With the rise of new COVID-19 variants, 87% of workers have heightened concerns about working in an office building, according to a new survey.
Honeywell released initial findings from its second annual study on workers’ perceptions and feelings on the health and safety of their workplace. Conducted by Wakefield Research, the study surveyed 3,000 office workers who typically work in buildings with 500 or more employees across the United States, United Kingdom, Germany, India, the Middle East and ASEAN.
Highlights from the study include:
- Despite the broad rollout of COVID-19 vaccinations, there was a 19-percentage-point increase in concern about working in an office building compared to last year’s findings. Results from the January 2021 survey, of a smaller sample size, showed 68% of workers not feeling completely safe working in their employer’s buildings at the time.

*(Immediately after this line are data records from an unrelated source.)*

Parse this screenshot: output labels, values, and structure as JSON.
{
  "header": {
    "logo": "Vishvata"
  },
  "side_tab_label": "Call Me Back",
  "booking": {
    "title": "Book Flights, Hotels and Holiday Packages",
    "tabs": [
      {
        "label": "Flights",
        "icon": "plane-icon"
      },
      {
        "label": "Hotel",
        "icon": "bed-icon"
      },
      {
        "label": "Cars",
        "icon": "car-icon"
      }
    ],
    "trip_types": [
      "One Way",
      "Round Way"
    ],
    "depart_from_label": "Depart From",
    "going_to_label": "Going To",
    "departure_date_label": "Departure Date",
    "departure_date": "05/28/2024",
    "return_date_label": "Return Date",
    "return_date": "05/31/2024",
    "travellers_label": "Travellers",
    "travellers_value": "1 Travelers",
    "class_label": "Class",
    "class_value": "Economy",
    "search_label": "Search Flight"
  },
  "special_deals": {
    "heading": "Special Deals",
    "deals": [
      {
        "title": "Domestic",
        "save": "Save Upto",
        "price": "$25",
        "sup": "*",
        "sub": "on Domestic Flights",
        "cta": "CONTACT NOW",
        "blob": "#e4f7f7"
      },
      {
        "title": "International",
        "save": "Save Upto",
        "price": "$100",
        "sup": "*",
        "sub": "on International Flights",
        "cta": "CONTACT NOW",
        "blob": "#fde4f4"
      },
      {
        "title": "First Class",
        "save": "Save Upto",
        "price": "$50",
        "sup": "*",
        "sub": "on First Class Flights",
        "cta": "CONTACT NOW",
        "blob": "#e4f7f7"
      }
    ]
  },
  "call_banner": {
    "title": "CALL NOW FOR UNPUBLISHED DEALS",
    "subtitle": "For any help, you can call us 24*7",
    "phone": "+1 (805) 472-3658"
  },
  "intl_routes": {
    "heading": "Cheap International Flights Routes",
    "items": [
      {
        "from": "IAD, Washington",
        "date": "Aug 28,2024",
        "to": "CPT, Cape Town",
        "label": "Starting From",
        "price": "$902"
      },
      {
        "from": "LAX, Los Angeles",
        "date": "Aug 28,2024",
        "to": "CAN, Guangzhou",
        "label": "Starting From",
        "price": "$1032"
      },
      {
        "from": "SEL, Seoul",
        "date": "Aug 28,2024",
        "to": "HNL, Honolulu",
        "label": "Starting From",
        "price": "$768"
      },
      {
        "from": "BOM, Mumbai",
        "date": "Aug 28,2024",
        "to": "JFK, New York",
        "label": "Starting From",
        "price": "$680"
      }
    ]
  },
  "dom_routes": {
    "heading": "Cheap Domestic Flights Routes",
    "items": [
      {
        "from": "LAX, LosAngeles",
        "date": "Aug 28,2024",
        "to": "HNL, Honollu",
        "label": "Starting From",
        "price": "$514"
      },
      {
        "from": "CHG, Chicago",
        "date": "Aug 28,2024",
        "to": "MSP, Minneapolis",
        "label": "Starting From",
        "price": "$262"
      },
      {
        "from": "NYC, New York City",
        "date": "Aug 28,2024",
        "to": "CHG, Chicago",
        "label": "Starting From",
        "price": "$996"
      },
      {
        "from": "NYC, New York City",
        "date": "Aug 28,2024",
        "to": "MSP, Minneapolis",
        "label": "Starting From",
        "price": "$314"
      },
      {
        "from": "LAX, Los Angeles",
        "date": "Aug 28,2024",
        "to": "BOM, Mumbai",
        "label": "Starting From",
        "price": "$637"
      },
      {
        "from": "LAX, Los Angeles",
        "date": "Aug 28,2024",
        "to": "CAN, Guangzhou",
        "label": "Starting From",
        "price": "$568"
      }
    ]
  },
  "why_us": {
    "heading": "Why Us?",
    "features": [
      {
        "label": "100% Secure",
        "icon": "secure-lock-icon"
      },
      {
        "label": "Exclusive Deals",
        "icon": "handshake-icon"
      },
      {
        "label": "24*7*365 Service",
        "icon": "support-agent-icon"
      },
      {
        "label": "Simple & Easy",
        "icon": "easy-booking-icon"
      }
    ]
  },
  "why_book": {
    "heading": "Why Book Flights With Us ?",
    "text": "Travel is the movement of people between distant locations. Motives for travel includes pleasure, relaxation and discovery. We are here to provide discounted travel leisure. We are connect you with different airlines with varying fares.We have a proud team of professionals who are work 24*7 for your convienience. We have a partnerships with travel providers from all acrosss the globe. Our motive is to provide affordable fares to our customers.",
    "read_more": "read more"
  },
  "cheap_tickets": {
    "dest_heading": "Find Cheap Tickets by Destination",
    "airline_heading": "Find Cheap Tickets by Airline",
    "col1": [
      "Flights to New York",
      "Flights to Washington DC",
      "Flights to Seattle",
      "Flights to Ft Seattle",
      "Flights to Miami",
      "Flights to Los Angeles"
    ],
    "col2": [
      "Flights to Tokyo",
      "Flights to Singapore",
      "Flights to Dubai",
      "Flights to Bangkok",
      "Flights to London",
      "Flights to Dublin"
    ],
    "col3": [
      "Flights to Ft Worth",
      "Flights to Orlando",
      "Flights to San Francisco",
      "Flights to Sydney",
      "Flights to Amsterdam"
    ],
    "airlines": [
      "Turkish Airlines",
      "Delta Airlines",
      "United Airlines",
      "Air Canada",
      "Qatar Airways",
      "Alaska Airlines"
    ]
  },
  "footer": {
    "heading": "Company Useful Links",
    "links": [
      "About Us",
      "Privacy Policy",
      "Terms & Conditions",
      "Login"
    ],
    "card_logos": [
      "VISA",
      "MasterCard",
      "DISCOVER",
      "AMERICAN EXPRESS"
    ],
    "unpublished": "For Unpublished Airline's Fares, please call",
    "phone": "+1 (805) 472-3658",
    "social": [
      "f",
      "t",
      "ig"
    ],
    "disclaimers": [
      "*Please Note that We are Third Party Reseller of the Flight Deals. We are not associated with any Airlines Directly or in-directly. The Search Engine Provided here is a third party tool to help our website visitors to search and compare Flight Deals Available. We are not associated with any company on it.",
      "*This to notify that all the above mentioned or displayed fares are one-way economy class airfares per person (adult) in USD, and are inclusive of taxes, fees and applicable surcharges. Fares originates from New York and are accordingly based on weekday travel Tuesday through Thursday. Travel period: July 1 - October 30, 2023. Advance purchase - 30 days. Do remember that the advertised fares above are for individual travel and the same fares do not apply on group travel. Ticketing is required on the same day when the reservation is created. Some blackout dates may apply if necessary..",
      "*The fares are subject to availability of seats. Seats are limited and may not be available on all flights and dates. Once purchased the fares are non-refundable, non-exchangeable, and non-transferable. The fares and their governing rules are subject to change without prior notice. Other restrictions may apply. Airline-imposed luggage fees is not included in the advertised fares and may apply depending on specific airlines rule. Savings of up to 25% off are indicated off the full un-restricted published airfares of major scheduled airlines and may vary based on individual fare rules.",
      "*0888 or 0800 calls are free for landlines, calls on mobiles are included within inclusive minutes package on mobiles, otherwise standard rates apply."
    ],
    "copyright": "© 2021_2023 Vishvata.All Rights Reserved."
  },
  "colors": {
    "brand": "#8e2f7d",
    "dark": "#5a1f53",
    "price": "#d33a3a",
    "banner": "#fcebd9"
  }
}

- 62% of all respondents would leave their job if their employer does not take necessary measures to create a healthier indoor environment that promotes well-being.
- When asked their thoughts on what poses a bigger threat to their safety, nearly 3 in 5 (57%) of those surveyed noted co-workers not following safety guidelines, while more than 2 in 5 (43%) said outdated ventilation systems.
“Many companies have been forced to again rethink their return-to-office strategies given rising infection rates,” said Manish Sharma, Vice President, Chief Technology and Chief Product Officer for Honeywell Building Technologies. “These insights imply that employers need to continue to consider how they are creating healthier and safer workspaces, in particular related to improving indoor air quality and tracking compliance to guidelines such as social distancing and mask wearing. In the long term, creating a healthier workplace can be a competitive advantage to drive employee satisfaction and retainment.”